The Child Development playschool program is marking its 50th year at Pattonville High School and teachers in the family and consumer sciences department are running it like never before.
“This year, obviously, we are unable to conduct the on-site playschool learning lab,” Ms. Susan Saputo said. “Ms. Tracie Olson and I didn't want the program to have a year-long interruption, so we have had what we call ‘Playschool@Home.’”

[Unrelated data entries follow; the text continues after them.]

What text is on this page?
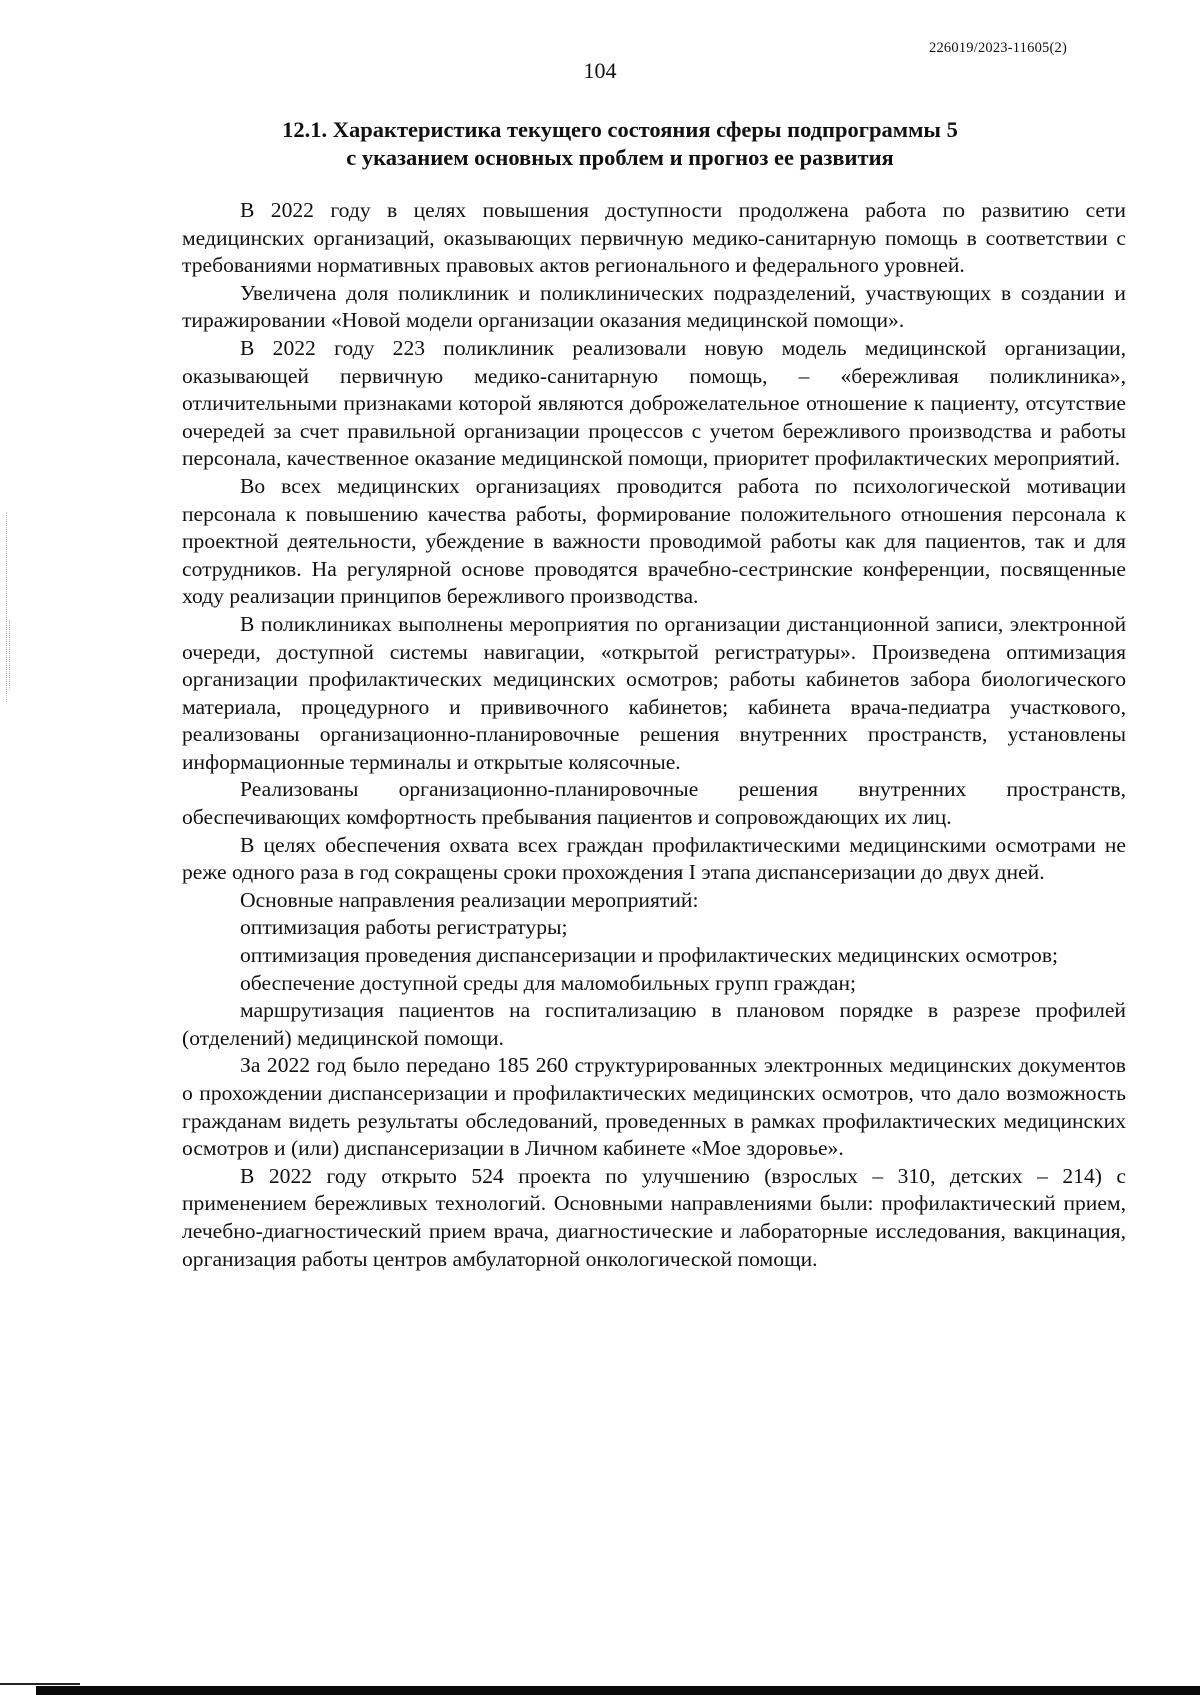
226019/2023-11605(2)
104
12.1. Характеристика текущего состояния сферы подпрограммы 5
с указанием основных проблем и прогноз ее развития

В 2022 году в целях повышения доступности продолжена работа по развитию сети медицинских организаций, оказывающих первичную медико-санитарную помощь в соответствии с требованиями нормативных правовых актов регионального и федерального уровней.

Увеличена доля поликлиник и поликлинических подразделений, участвующих в создании и тиражировании «Новой модели организации оказания медицинской помощи».

В 2022 году 223 поликлиник реализовали новую модель медицинской организации, оказывающей первичную медико-санитарную помощь, – «бережливая поликлиника», отличительными признаками которой являются доброжелательное отношение к пациенту, отсутствие очередей за счет правильной организации процессов с учетом бережливого производства и работы персонала, качественное оказание медицинской помощи, приоритет профилактических мероприятий.

Во всех медицинских организациях проводится работа по психологической мотивации персонала к повышению качества работы, формирование положительного отношения персонала к проектной деятельности, убеждение в важности проводимой работы как для пациентов, так и для сотрудников. На регулярной основе проводятся врачебно-сестринские конференции, посвященные ходу реализации принципов бережливого производства.

В поликлиниках выполнены мероприятия по организации дистанционной записи, электронной очереди, доступной системы навигации, «открытой регистратуры». Произведена оптимизация организации профилактических медицинских осмотров; работы кабинетов забора биологического материала, процедурного и прививочного кабинетов; кабинета врача-педиатра участкового, реализованы организационно-планировочные решения внутренних пространств, установлены информационные терминалы и открытые колясочные.

Реализованы организационно-планировочные решения внутренних пространств, обеспечивающих комфортность пребывания пациентов и сопровождающих их лиц.

В целях обеспечения охвата всех граждан профилактическими медицинскими осмотрами не реже одного раза в год сокращены сроки прохождения I этапа диспансеризации до двух дней.

Основные направления реализации мероприятий:

оптимизация работы регистратуры;

оптимизация проведения диспансеризации и профилактических медицинских осмотров;

обеспечение доступной среды для маломобильных групп граждан;

маршрутизация пациентов на госпитализацию в плановом порядке в разрезе профилей (отделений) медицинской помощи.

За 2022 год было передано 185 260 структурированных электронных медицинских документов о прохождении диспансеризации и профилактических медицинских осмотров, что дало возможность гражданам видеть результаты обследований, проведенных в рамках профилактических медицинских осмотров и (или) диспансеризации в Личном кабинете «Мое здоровье».

В 2022 году открыто 524 проекта по улучшению (взрослых – 310, детских – 214) с применением бережливых технологий. Основными направлениями были: профилактический прием, лечебно-диагностический прием врача, диагностические и лабораторные исследования, вакцинация, организация работы центров амбулаторной онкологической помощи.
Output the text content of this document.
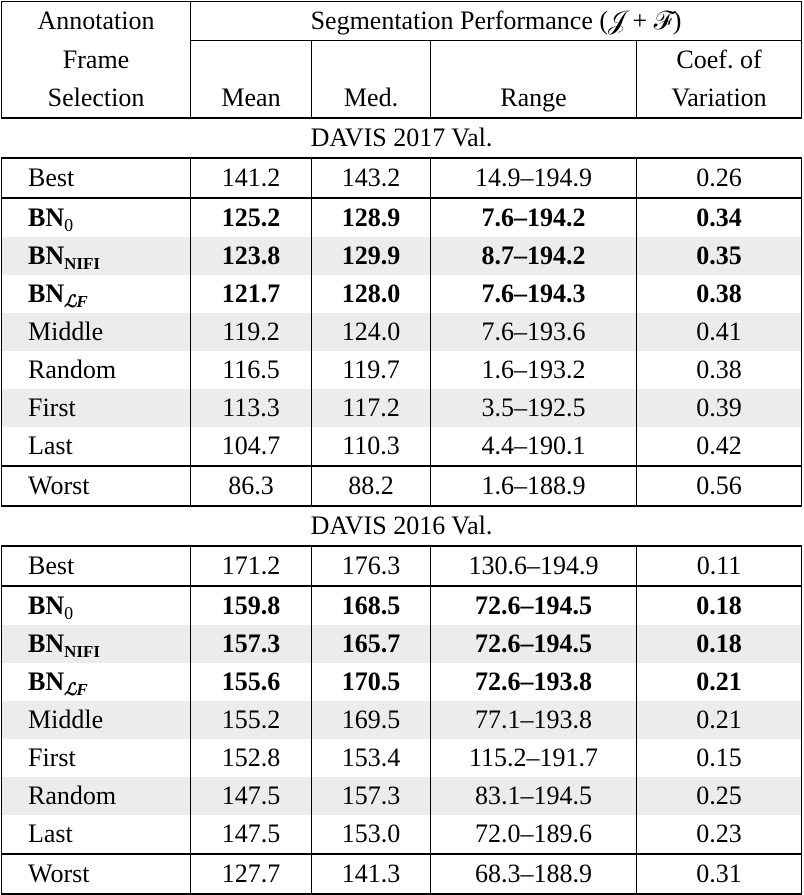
Annotation	Segmentation Performance (𝒥 + ℱ)			
Frame				Coef. of
Selection	Mean	Med.	Range	Variation
DAVIS 2017 Val.				
Best	141.2	143.2	14.9–194.9	0.26
BN0	125.2	128.9	7.6–194.2	0.34
$BN_{NIFI}$	123.8	129.9	8.7–194.2	0.35
BNℒF	121.7	128.0	7.6–194.3	0.38
Middle	119.2	124.0	7.6–193.6	0.41
Random	116.5	119.7	1.6–193.2	0.38
First	113.3	117.2	3.5–192.5	0.39
Last	104.7	110.3	4.4–190.1	0.42
Worst	86.3	88.2	1.6–188.9	0.56
DAVIS 2016 Val.				
Best	171.2	176.3	130.6–194.9	0.11
BN0	159.8	168.5	72.6–194.5	0.18
$BN_{NIFI}$	157.3	165.7	72.6–194.5	0.18
BNℒF	155.6	170.5	72.6–193.8	0.21
Middle	155.2	169.5	77.1–193.8	0.21
First	152.8	153.4	115.2–191.7	0.15
Random	147.5	157.3	83.1–194.5	0.25
Last	147.5	153.0	72.0–189.6	0.23
Worst	127.7	141.3	68.3–188.9	0.31
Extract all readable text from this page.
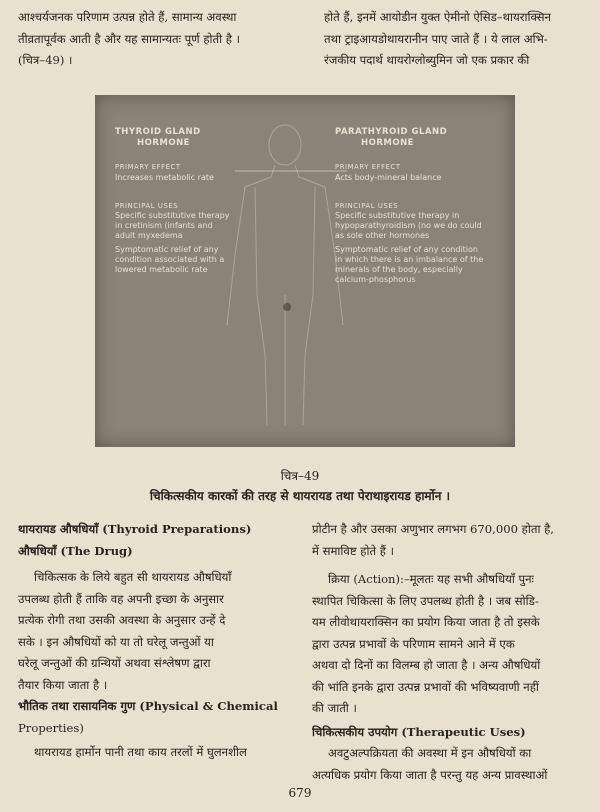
आश्चर्यजनक परिणाम उत्पन्न होते हैं, सामान्य अवस्था
तीव्रतापूर्वक आती है और यह सामान्यतः पूर्ण होती है ।
(चित्र–49) ।
होते हैं, इनमें आयोडीन युक्त ऐमीनो ऐसिड–थायराक्सिन
तथा ट्राइआयडोथायरानीन पाए जाते हैं । ये लाल अभि-
रंजकीय पदार्थ थायरोग्लोब्युमिन जो एक प्रकार की
THYROID GLAND
HORMONE
PRIMARY EFFECT
Increases metabolic rate
PRINCIPAL USES
Specific substitutive therapy in cretinism (infants and adult myxedema
Symptomatic relief of any condition associated with a lowered metabolic rate
PARATHYROID GLAND
HORMONE
PRIMARY EFFECT
Acts body-mineral balance
PRINCIPAL USES
Specific substitutive therapy in hypoparathyroidism (no we do could as sole other hormones
Symptomatic relief of any condition in which there is an imbalance of the minerals of the body, especially calcium-phosphorus
चित्र–49
चिकित्सकीय कारकों की तरह से थायरायड तथा पेराथाइरायड हार्मोन ।
थायरायड औषधियाँ (Thyroid Preparations)
औषधियाँ (The Drug)
चिकित्सक के लिये बहुत सी थायरायड औषधियाँ
उपलब्ध होती हैं ताकि वह अपनी इच्छा के अनुसार
प्रत्येक रोगी तथा उसकी अवस्था के अनुसार उन्हें दे
सके । इन औषधियों को या तो घरेलू जन्तुओं या
घरेलू जन्तुओं की ग्रन्थियों अथवा संश्लेषण द्वारा
तैयार किया जाता है ।
भौतिक तथा रासायनिक गुण (Physical & Chemical
Properties)
थायरायड हार्मोन पानी तथा काय तरलों में घुलनशील
प्रोटीन है और उसका अणुभार लगभग 670,000 होता है,
में समाविष्ट होते हैं ।
क्रिया (Action):–मूलतः यह सभी औषधियाँ पुनः
स्थापित चिकित्सा के लिए उपलब्ध होती है । जब सोडि-
यम लीवोथायराक्सिन का प्रयोग किया जाता है तो इसके
द्वारा उत्पन्न प्रभावों के परिणाम सामने आने में एक
अथवा दो दिनों का विलम्ब हो जाता है । अन्य औषधियों
की भांति इनके द्वारा उत्पन्न प्रभावों की भविष्यवाणी नहीं
की जाती ।
चिकित्सकीय उपयोग (Therapeutic Uses)
अवटुअल्पक्रियता की अवस्था में इन औषधियों का
अत्यधिक प्रयोग किया जाता है परन्तु यह अन्य प्रावस्थाओं
679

This fall, they enlisted the participation of 13 children between the ages of 3 to 5 years old and their parents to be enrolled in their first-ever virtual playschool class. All of the preschoolers were given activities made by students in Child Development 1 to do at home at their own pace and met with the high schoolers in Child Development 2 for virtual learning.
“My Child Development 2 students were assigned a child to Zoom with twice weekly,” Saputo said. “They made an introductory video and formed questions for parents to provide feedback concerning their child. They then created individual lesson plans for each Zoom meeting.”
Sophomore Meika Adams saw a lot of progress with her student, 3½-year-old Madeleine, and said it was really gratifying watching her skills grow.
“Every time we met, we were able to build on to the lessons we already did,” she said. “We started with just what a letter looks like, but now we're working on letter sounds.”
She and her partner, sophomore Haylee Simmons, tried to make every virtual lesson engaging.
“You just have to try and step it up and make your voice sound more exciting and just be really active like making a lot of arm movements,” Adams said. “One time, we actually didn't really have the greatest lesson put together, but it was OK, and I said, ‘You know what? Let's just have a dance break.’”
A break from the normal is what Simmons likes about the class. As a Villemade learner, she considered Child Development II one of her favorite classes.
“It's more fun for me because I'm more active in it and I can talk more and get to work with our student,” she said.
Saputo noticed both preschoolers and the high school students are kind of hungry for being with each other.
“I had a girl in one of my classes who noticed when we're all together on a Zoom call before going into breakout rooms that the children are really looking at each other and she suggested having a Fall Party where we're all together instead.”
On the day before Halloween, the preschoolers were encouraged to wear a costume and Saputo read a book and they sang songs together.
“We also went around and I asked them questions or they would tell us about their costume and pumpkin and it really got them talking as a group just like what we would do together in the classroom,” she said.
High schoolers that take Child Development II coupled with Child Development I can earn a college credit component through the University of Missouri-St. Louis (UMSL) education department. Students who are interested in education, adolescent counseling or social work, and pediatric healthcare are encouraged to enroll in these courses.